Badia Tedalda, 21 Aprile 2020

Da oltre un mese sono in quarantena, costretta come tutti i miei concittadini a rimanere in casa, senza poter uscire, perché in pochissimi giorni si è diffusa una pandemia che ha colpito tutto il mondo. Il virus è partito dalla Cina ma non è ancora chiaro come si sia originato; forse un giorno lo sapranno i nostri nipoti ma noi non ne verremo mai a conoscenza. Dopo circa due mesi dall’esplosione di questa maledetta epidemia, i contagi nel mondo ad oggi sono 2.600.000, i morti 183.000 di cui 25.549 in Italia. Ancora non vediamo la luce in fondo al tunnel. Da qui la nostra “prigionia”. Il mio amato piccolo paesino, Badia Tedalda, che a parer mio doveva essere una piccola isola felice, in pochi giorni è stato colpito in modo inaspettato.

Morti, positivi al virus, strade deserte e gente rintanata in casa. Ci è concesso uscire solo per esigenze motivate, come fare la spesa, andare in farmacia o per motivi di salute, ma indossando guanti e mascherina.
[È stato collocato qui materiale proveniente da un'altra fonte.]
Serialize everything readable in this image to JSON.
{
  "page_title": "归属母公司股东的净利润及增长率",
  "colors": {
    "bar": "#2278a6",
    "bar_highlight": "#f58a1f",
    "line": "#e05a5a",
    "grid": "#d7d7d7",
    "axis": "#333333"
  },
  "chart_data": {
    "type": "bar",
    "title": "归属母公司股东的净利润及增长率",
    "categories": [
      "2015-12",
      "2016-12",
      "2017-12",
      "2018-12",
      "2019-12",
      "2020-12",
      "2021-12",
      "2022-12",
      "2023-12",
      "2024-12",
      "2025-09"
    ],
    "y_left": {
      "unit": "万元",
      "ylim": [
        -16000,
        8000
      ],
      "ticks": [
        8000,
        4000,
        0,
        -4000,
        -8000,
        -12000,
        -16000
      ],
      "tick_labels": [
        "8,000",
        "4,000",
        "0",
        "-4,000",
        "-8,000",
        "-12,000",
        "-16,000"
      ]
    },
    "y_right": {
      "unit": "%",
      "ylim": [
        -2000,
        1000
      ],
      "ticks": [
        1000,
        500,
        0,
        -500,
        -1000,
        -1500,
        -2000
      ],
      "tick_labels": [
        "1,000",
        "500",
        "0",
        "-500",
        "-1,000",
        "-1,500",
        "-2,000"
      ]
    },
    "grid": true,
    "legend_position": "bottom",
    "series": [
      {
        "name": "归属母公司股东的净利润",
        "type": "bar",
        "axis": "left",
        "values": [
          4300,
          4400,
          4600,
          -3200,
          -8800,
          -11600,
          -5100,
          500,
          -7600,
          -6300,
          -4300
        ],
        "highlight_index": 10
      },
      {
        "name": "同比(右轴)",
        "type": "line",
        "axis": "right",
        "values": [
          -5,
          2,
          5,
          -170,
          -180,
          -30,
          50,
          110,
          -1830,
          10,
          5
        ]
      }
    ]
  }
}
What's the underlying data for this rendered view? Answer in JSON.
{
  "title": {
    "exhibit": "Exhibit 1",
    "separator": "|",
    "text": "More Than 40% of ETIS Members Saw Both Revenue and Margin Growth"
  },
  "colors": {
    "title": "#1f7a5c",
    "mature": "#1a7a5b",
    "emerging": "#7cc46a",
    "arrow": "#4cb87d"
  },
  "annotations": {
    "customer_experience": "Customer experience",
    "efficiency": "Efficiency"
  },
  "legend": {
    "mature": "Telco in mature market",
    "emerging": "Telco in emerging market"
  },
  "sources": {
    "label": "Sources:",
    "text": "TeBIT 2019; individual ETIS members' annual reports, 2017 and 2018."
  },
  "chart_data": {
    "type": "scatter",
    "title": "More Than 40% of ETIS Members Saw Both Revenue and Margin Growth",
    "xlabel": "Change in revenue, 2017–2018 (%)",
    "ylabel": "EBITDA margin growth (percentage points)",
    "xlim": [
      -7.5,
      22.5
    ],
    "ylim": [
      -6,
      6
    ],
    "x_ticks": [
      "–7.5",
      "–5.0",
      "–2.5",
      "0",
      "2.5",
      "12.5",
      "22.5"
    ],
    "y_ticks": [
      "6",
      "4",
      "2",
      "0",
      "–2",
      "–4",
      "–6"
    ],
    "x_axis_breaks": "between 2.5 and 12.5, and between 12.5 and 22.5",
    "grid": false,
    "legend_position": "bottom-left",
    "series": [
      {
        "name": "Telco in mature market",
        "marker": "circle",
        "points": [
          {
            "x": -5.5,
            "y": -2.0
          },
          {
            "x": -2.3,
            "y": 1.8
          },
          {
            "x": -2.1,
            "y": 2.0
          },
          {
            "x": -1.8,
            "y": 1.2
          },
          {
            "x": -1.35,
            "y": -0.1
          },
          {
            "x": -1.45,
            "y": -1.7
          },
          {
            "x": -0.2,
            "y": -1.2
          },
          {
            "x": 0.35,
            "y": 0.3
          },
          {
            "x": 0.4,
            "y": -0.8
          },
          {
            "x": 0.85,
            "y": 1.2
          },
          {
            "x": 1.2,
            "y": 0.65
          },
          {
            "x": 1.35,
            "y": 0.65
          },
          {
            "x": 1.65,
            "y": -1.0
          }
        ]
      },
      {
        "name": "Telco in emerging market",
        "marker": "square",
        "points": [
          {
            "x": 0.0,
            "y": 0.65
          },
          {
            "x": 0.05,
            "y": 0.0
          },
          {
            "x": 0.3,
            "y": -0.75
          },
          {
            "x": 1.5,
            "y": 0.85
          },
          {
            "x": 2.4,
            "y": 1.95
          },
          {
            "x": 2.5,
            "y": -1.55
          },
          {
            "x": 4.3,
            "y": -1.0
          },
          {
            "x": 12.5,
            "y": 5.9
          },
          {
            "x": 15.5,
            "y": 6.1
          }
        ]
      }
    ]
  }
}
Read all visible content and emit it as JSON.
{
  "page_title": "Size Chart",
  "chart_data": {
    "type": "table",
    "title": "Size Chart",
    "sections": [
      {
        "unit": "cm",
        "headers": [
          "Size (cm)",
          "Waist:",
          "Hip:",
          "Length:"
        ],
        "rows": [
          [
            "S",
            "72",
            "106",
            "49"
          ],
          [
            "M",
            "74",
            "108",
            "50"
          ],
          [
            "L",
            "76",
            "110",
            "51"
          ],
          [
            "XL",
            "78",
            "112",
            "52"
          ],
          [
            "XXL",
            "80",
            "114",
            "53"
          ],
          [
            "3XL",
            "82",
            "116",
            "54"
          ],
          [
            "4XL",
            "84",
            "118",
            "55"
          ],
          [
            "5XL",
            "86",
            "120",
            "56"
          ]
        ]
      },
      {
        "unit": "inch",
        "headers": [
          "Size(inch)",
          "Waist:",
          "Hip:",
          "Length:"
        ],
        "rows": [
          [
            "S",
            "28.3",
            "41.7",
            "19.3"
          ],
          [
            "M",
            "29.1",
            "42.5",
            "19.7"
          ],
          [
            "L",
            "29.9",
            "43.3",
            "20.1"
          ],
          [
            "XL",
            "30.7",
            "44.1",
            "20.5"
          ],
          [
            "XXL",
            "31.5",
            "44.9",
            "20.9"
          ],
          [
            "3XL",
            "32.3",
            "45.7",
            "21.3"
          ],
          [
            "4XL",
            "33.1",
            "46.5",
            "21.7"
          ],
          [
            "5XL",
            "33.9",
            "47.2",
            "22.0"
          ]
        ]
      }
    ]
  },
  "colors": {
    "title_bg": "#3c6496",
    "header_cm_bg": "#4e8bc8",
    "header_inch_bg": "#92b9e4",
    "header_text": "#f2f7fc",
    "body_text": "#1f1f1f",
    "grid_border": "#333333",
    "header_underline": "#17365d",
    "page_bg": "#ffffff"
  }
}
Il mio comune e i commercianti hanno comunque provveduto alle consegne a domicilio. E’ molto difficile per una generazione abituata alla libertà assoluta, all’aperitivo, alle passeggiate, alle uscute fra giovani, ai ritrovi in famiglia cambiare del tutto la propria vita, le proprie abitudini e in molti casi non poter vedere i propri genitori, figli, familiari. In un primo momento alcune persone hanno fatto fatica ad accettare imposizioni e sacrifici che intaccavano la loro libertà. Intanto un numero impressionante di persone hanno iniziato a morire, sole, senza l’affetto e la vicinanza dei loro cari. Nei cimiteri non c’erano più posti, le salme venivano portate lontano dalla loro città; nessuno potrà dimenticare le immagini dei camion dell’esercito che trasportavano i morti per cremarli. In questo periodo sembra di essere in un girone dell’inferno di Dante. E pensare che siamo in un mondo così avanti con la chirurgia, la medicina e la tecnologia. Chi avrebbe mai detto che l’uomo sarebbe stato messo in ginocchio da un virus venuto così da lontano? Cose impensabili e da fantascienza avremmo detto fino a qualche mese fa. Io penso che l’uomo debba ridimensionare un po’ i suoi esperimenti e noi tutti rispettare la natura che ci è stata regalata bella pulita, con panorami incantevoli e diversi: mare montagna, flora e fauna da conservare e rispettare per poterne godere noi e le generazioni future. Noi anziani, più abituati a qualche sacrificio, anzi, a volte a grandi sacrifici, siamo stati più ubbidienti; ci siamo chiusi in casa. Comunichiamo con figli e nipoti tramite videochiamate e questo ci basta. Almeno per me è stato così! In questo periodo così buio è arrivato il mio compleanno. I miei figli volevano farmi una bella festa perché il 20 aprile avrei compiuto 90 anni. Ma non è stato possibile e così ho festeggiato da sola ma non senza nostalgia dei miei figli, nipoti e il mio amato coro. Ero sola ma ho ricevuto tanti affettuosi messaggi di auguri da familiari e amici; ho ricevuto fiori e dolce e così ho apparecchiato la tavola e ho brindato a me e alla rinascita! Poi ho passato il pomeriggio davanti al camino con un grande fuoco che mi ha fatto compagnia e con il mio computer per essere a contatto con parenti e amici.